Diarmaid Marsden

Sport
- Sport: Gaelic Football
- Position: Forward

Club
- Years: Club
- 1980s-2000s: Clan na Gael

Club titles
- Armagh titles: 2

College
- Years: College
- Queen's University Belfast

College titles
- Sigerson titles: 1

Inter-county
- Years: County
- 1993-2007: Armagh

Inter-county titles
- Ulster titles: 6
- All-Irelands: 1
- NFL: 1
- All Stars: 1

= Diarmaid Marsden =

Armagh Gaelic footballer

Diarmaid Marsden is a retired Gaelic footballer who played at senior level for the Armagh county team and won an All-Ireland Senior Championship medal in 2002. He was also an All-Star. Marsden won two county titles with his club Clan na Gael and a Sigerson Cup medal with Queen's University Belfast.

==Playing career==
Marsden was born in Lurgan, County Armagh, and was a member at senior level of the Armagh county team from 1993 until 2007. This was a very successful time for Armagh. He was part of the team to bring Armagh its first All-Ireland title in 2002. He played in the 2003 final, in which he was sent off. He also won six Ulster Senior Football Championships in 1999, 2000, 2002, 2004, 2005 and, 2006. He also won an All Star in 1999 when Armagh made it to the All Ireland semi final for the first time since 1982.

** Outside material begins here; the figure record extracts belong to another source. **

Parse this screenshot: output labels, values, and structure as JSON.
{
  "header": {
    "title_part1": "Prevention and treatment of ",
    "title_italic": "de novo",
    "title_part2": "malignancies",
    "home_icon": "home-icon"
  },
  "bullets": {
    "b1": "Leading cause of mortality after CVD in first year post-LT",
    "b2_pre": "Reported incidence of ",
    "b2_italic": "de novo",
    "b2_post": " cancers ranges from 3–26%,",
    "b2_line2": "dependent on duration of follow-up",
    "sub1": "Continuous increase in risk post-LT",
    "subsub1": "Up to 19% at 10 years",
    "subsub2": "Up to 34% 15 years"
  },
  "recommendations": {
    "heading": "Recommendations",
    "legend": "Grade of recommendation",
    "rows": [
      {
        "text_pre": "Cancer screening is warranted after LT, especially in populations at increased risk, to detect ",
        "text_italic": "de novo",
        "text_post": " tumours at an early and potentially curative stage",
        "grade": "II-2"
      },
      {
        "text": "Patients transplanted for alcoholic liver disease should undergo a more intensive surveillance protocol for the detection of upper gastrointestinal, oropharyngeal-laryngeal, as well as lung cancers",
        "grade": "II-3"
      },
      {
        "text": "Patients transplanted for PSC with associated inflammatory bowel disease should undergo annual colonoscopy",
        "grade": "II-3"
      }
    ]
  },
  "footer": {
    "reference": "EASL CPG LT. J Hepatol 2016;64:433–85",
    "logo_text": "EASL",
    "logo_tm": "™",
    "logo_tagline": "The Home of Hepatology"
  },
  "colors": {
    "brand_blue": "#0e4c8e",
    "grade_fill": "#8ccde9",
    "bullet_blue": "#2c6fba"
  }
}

Before joining the senior team, he won an Ulster Minor Football Championship in 1992 and also played in that year’s All-Ireland Minor Football Championship final but lost out to Meath.

In 2000, he was captain of the Queen's University Belfast team that won the Sigerson Cup.

He played football with his local club Clan na Gael in Armagh with whom he won Armagh Senior Football Championships in 1993 and 1994.